Neuer Glücksspielvertrag und Suchtprävention
Seit Juli 2021 ist ein neuer Glücksspielstaatsvertrag in Kraft, der Online-Casinos legalisiert. Diese waren bislang nur in Schleswig-Holstein erlaubt und wurden deshalb aus anderen Ländern in Deutschland betrieben.
Die neuen Regelungen sehen mehr Spielerschutz vor: unter anderem ein anbieterübergreifendes Einzahlungslimit von monatlich 1000 Euro, das Verbot gleichzeitiger Wetten bei mehreren Online-Casinos oder eine bundesweite Spielersperrdatei, die Betroffene beantragen können.
Die Suchtberatung von Caritas und Diakonie in D7, 5 (Telefon 0621 /12 50 61 30, E-Mail: suchtberatung@cv-dw-mannheim.de) informiert, begleitet und vermittelt Therapieplätze, wenn Glücksautomaten, Roulette, Kartenspiele oder Wetten übermächtig werden und betroffene Personen Hilfe suchen.
Die Fachstelle Sucht des Baden-Württembergischen Landesverbands für Prävention und Rehabilitation hält ebenfalls ein breites Unterstützungsangebot für Hilfesuchende vor. Adresse: Moltkestraße 2, Telefon 0621 / 84 250 68-0. E-Mail: fs-mannheim@bw-lv.de.
Anders als noch bei Michael L. bieten Beratungsstellen inzwischen in der Justizvollzugsanstalt Mannheim Sprechstunden.

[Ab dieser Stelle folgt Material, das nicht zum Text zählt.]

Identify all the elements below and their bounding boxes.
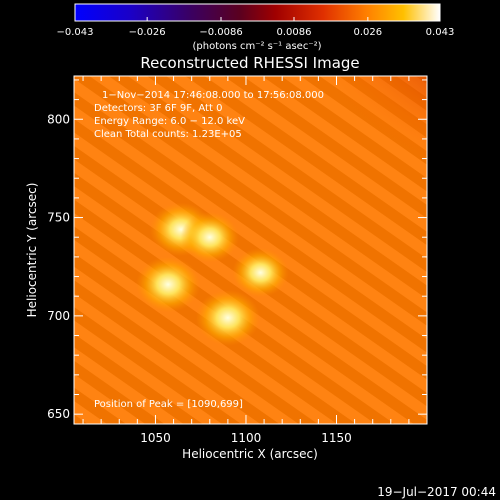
source-blob — [135, 256, 201, 313]
annotation-line: 1−Nov−2014 17:46:08.000 to 17:56:08.000 — [102, 90, 324, 101]
y-tick-label: 800 — [47, 112, 70, 126]
x-tick-label: 1050 — [140, 431, 171, 445]
bright-sources — [135, 202, 289, 346]
y-axis-label: Heliocentric Y (arcsec) — [25, 183, 39, 318]
source-blob — [195, 289, 261, 346]
colorbar-tick-label: −0.043 — [56, 27, 93, 38]
observation-annotations: 1−Nov−2014 17:46:08.000 to 17:56:08.000 D… — [94, 90, 324, 140]
y-tick-label: 750 — [47, 211, 70, 225]
annotation-line: Clean Total counts: 1.23E+05 — [94, 129, 242, 140]
colorbar-tick-label: 0.043 — [426, 27, 455, 38]
peak-label: Position of Peak = [1090,699] — [94, 399, 243, 410]
heatmap-image — [74, 76, 427, 424]
annotation-line: Energy Range: 6.0 − 12.0 keV — [94, 116, 245, 127]
colorbar-tick-label: 0.0086 — [277, 27, 312, 38]
colorbar-unit-label: (photons cm⁻² s⁻¹ asec⁻²) — [192, 41, 321, 52]
y-tick-label: 650 — [47, 407, 70, 421]
axes: 1050 1100 1150 650 700 750 800 — [47, 76, 427, 445]
footer-date: 19−Jul−2017 00:44 — [377, 485, 496, 499]
colorbar-tick-label: −0.0086 — [199, 27, 242, 38]
annotation-line: Detectors: 3F 6F 9F, Att 0 — [94, 103, 222, 114]
colorbar-tick-label: 0.026 — [354, 27, 383, 38]
colorbar-ticks: −0.043 −0.026 −0.0086 0.0086 0.026 0.043 — [56, 17, 454, 38]
colorbar-tick-label: −0.026 — [129, 27, 166, 38]
dark-corner-region — [277, 76, 427, 196]
x-tick-label: 1150 — [321, 431, 352, 445]
source-blob — [232, 247, 289, 298]
colorbar — [74, 3, 441, 22]
source-blob — [180, 211, 239, 263]
chart-title: Reconstructed RHESSI Image — [140, 54, 359, 72]
plot-frame — [73, 75, 428, 425]
y-tick-label: 700 — [47, 309, 70, 323]
x-tick-label: 1100 — [231, 431, 262, 445]
x-axis-label: Heliocentric X (arcsec) — [182, 447, 318, 461]
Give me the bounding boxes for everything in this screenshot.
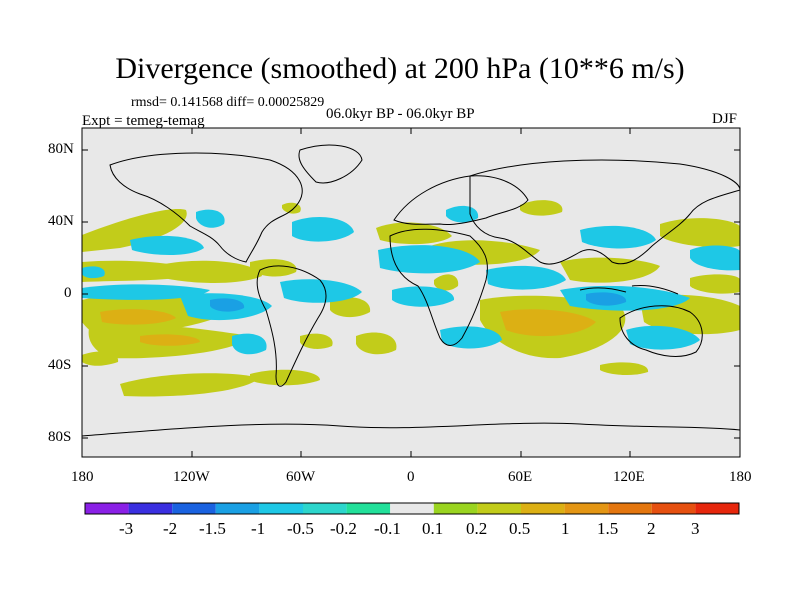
- australia-coastline: [619, 305, 703, 357]
- divergence-negative-region: [82, 284, 210, 300]
- rmsd-diff-stats: rmsd= 0.141568 diff= 0.00025829: [131, 95, 325, 110]
- divergence-negative-region: [378, 245, 480, 274]
- divergence-positive-region: [434, 274, 459, 291]
- divergence-positive-region: [600, 362, 649, 376]
- asia-coastline: [469, 159, 740, 265]
- colorbar-label: -0.5: [287, 519, 314, 538]
- colorbar-label: -1.5: [199, 519, 226, 538]
- colorbar-frame: [84, 502, 740, 515]
- lon-tick-label: 180: [729, 469, 752, 485]
- lat-tick-label: 0: [64, 285, 72, 301]
- divergence-field: [82, 200, 740, 397]
- divergence-negative-region: [280, 279, 362, 303]
- colorbar-label: -0.1: [374, 519, 401, 538]
- divergence-negative-region: [486, 265, 566, 290]
- colorbar-swatch: [259, 503, 303, 514]
- divergence-positive-region: [330, 297, 371, 318]
- north-america-coastline: [109, 152, 303, 263]
- greenland-coastline: [298, 144, 363, 184]
- colorbar: [84, 502, 740, 515]
- europe-coastline: [393, 175, 529, 225]
- colorbar-swatch: [695, 503, 739, 514]
- colorbar-swatch: [477, 503, 521, 514]
- colorbar-swatch: [521, 503, 565, 514]
- divergence-negative-region: [196, 209, 225, 228]
- colorbar-label: 2: [647, 519, 656, 538]
- divergence-negative-region: [626, 325, 700, 350]
- divergence-positive-region: [82, 351, 119, 366]
- coastlines: [82, 144, 740, 437]
- divergence-positive-region: [356, 332, 397, 355]
- lat-tick-label: 40S: [48, 357, 72, 373]
- lon-tick-label: 0: [407, 469, 415, 485]
- colorbar-label: 0.2: [466, 519, 488, 538]
- lon-tick-label: 180: [71, 469, 94, 485]
- divergence-positive-region: [160, 260, 262, 283]
- divergence-negative-region: [82, 266, 105, 279]
- colorbar-swatch: [85, 503, 129, 514]
- colorbar-label: 1.5: [597, 519, 619, 538]
- colorbar-label: 0.5: [509, 519, 531, 538]
- divergence-positive-region: [690, 274, 740, 294]
- divergence-positive-region: [660, 218, 740, 248]
- colorbar-label: -1: [251, 519, 266, 538]
- lat-tick-label: 80N: [48, 141, 74, 157]
- season-label: DJF: [712, 111, 738, 127]
- colorbar-label: 3: [691, 519, 700, 538]
- lon-tick-label: 60E: [508, 469, 533, 485]
- chart-title: Divergence (smoothed) at 200 hPa (10**6 …: [115, 52, 685, 85]
- divergence-positive-region: [376, 222, 452, 245]
- divergence-positive-region: [520, 200, 563, 216]
- colorbar-swatch: [172, 503, 216, 514]
- colorbar-swatch: [128, 503, 173, 514]
- lat-tick-label: 80S: [48, 429, 72, 445]
- colorbar-label: 1: [561, 519, 570, 538]
- divergence-positive-region: [250, 369, 320, 386]
- colorbar-swatch: [433, 503, 478, 514]
- divergence-negative-region: [580, 225, 656, 249]
- divergence-negative-region: [232, 333, 267, 355]
- colorbar-label: -0.2: [330, 519, 357, 538]
- experiment-label: Expt = temeg-temag: [82, 113, 205, 129]
- divergence-positive-region: [560, 257, 660, 283]
- south-america-coastline: [256, 265, 327, 387]
- divergence-negative-region: [392, 286, 455, 307]
- divergence-positive-core: [500, 309, 596, 337]
- colorbar-label: -3: [119, 519, 134, 538]
- colorbar-swatch: [390, 503, 434, 514]
- divergence-positive-region: [120, 373, 260, 397]
- divergence-positive-region: [250, 259, 297, 277]
- period-label: 06.0kyr BP - 06.0kyr BP: [326, 106, 475, 122]
- divergence-negative-core: [586, 292, 627, 306]
- colorbar-swatches: [85, 503, 739, 514]
- colorbar-label: -2: [163, 519, 178, 538]
- lat-tick-label: 40N: [48, 213, 74, 229]
- divergence-negative-core: [210, 298, 245, 312]
- divergence-positive-region: [82, 209, 187, 252]
- axis-ticks: [81, 128, 741, 457]
- divergence-negative-region: [130, 235, 204, 255]
- divergence-positive-core: [100, 309, 176, 325]
- divergence-negative-region: [292, 217, 354, 242]
- divergence-negative-region: [690, 245, 740, 271]
- africa-coastline: [389, 228, 488, 346]
- colorbar-swatch: [215, 503, 260, 514]
- colorbar-swatch: [303, 503, 347, 514]
- colorbar-label: 0.1: [422, 519, 444, 538]
- colorbar-swatch: [346, 503, 391, 514]
- colorbar-swatch: [564, 503, 609, 514]
- colorbar-swatch: [608, 503, 652, 514]
- divergence-positive-region: [300, 333, 333, 349]
- indonesia-coastline: [579, 285, 679, 295]
- colorbar-swatch: [651, 503, 696, 514]
- divergence-negative-region: [440, 326, 502, 349]
- lon-tick-label: 120E: [613, 469, 645, 485]
- antarctica-coastline: [82, 422, 740, 437]
- divergence-positive-core: [140, 334, 200, 346]
- lon-tick-label: 120W: [173, 469, 210, 485]
- lon-tick-label: 60W: [286, 469, 316, 485]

Vor zehn Jahren hat Michael L. mit Glückspielen und Wetten, die komplett sein Denken und Fühlen bestimmten, aufgehört. Der Weg dahin war lang und steinig. Der 30-Jährige erzählt, dass er selbst im Knast Sportwetten mit Zigaretten als Einsatz organisierte. „Ich hatte aber viel Zeit, über mein Leben nachzudenken.“ Vom Gefängnis aus nahm er mit der Fachstelle Sucht des baden-württembergischen Landesverbandes für Prävention und Rehabilitation auf, kurz „bwlv“, Kontakt auf und begann während des offenen Vollzugs mit regelmäßigen Therapiesitzungen. Und wie hat bei ihm alles angefangen? Als ihn ein Freund noch während der Ausbildung in eine Spielhalle mitnahm, „da war es um mich geschehen“. Schon bald saß er nahezu täglich an Automaten und schloss Sportwetten ab. „Um an Geld zu kommen, habe ich Kollegen beklaut.“ Dabei blieb es nicht. Michael L., der heute in der Nähe eines Anbieters von Wetten und Spielen wohnt, sieht sich dafür „emotional nicht mehr empfänglich“. Er weiß, andere Menschen tief enttäuscht zu haben: „Schon das hält mich ab, wieder zu spielen.“
Gerichte müssen klären
Wenn Ratsuchende eine Sucht-Fachstelle aufsuchen, dann ist der Leidensdruck fast immer immens groß – und obendrein schon viel passiert. „Ich erkundige mich im ersten Gespräch, ob die Miete in Gefahr ist“, berichtet Annette Müller von der Suchtberatung Caritas und Diakonie. Dass pathologisches Spielen schon in kurzer Zeit die Existenz bedrohen kann – diese Erfahrung macht auch ihr Kollege Kay Toewe vom „bwlv“. Beide beobachten, dass Online-Angebote vermehrt Jüngere anziehen. Die einstige Klienten-Altersregel „45 und plus“ gelte nicht mehr.
Dass in Baden-Württemberg Hunderte Spielhallen keine Konzession mehr bekommen sollen, weil sie vorgeschriebene Mindestabstände von 500 Metern zu Schulen oder Jugendhäusern nicht einhalten, steht schon lange fest. Wie der kommunale Beauftragte für Suchtprävention, Timo Käser, ausführt, sollen in Mannheim von 52 Standorten nur noch zehn bleiben. Allerdings haben die 42, die vor dem Aus stehen, dagegen geklagt. Bis zur juristischen Klärung läuft wohl alles wie bisher.